JC: After the hospital was struck early Friday morning with four of what the Israelis call “warning rockets” — small, non-explosive missiles that are often fired at targets by the Israeli military before a larger airstrike — the hospital’s administration called together a number of the international activists and foreign supporters of Palestine here in Gaza. Shortly after that, the hospital was struck yet again, this time with a much larger missile which slammed into its fourth floor. And unlike the warning rockets which had broken some windows and dislodged a few doors, I believe, the rocket in the afternoon did a great deal of damage, creating a gaping hole in a wall, and really reducing a large portion of the fourth floor, which it struck, to rubble.

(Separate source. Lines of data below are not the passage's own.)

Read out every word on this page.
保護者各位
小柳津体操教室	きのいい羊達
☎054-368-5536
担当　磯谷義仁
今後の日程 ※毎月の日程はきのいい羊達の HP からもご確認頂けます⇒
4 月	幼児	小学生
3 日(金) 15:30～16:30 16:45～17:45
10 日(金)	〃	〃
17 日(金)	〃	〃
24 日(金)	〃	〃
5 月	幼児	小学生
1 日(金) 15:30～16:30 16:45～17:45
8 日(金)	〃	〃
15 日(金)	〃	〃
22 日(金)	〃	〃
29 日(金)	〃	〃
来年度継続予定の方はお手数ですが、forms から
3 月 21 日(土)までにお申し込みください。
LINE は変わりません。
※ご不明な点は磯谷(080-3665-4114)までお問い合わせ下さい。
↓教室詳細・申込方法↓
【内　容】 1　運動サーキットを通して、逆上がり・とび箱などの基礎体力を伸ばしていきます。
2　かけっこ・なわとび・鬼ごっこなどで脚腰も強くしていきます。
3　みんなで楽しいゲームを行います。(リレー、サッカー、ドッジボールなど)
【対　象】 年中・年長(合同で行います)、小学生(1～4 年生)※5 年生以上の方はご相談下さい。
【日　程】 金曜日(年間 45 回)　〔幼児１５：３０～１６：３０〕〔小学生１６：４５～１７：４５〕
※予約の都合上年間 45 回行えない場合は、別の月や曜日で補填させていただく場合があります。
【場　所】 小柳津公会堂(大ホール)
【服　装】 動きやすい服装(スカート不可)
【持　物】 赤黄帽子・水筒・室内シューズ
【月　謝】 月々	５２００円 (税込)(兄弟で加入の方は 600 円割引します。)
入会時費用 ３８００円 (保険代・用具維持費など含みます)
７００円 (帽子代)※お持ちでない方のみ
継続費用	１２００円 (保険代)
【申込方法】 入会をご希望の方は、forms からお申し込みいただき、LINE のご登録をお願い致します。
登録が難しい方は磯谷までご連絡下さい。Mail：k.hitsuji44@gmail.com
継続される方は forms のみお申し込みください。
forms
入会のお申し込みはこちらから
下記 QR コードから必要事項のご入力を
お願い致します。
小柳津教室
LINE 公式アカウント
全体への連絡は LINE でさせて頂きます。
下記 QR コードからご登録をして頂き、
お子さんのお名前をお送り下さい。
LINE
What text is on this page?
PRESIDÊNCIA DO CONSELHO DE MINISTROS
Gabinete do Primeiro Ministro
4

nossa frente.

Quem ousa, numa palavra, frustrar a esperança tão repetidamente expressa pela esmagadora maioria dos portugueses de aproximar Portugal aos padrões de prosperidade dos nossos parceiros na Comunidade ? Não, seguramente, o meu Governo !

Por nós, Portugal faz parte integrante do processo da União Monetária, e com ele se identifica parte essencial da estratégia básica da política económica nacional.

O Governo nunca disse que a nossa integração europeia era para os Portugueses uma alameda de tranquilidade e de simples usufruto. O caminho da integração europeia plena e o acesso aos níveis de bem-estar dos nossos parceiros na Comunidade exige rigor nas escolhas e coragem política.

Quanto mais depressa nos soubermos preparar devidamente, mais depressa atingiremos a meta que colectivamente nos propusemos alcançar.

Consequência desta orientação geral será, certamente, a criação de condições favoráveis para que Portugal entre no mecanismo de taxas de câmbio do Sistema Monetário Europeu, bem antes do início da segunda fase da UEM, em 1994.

A little while later, the hospital received its first call, most of us assume, from the Israeli military — it was someone speaking Arabic, who did not identify themselves, who had a distinctive Israeli accent — and that person asked a number of questions about whether anyone had been injured in the strike, and whether the hospital planned to evacuate. I believe they also asked whether the fourth floor, where the missile had struck, had been empty at the time.
So a number of the foreign activists here were asked by the administration to come and maintain a presence in the hopes of deterring further Israeli attacks, which seems to have worked up until now. We’re hopeful that it will continue to do so, moving forward. Of course, the next 24 hours in this area will be interesting, since a mass evacuation has been ordered, and large amounts of shelling have been promised.
Of course, when the Israeli military says they’re going to do something, it doesn’t necessarily mean it will happen, we’re all just waiting to see.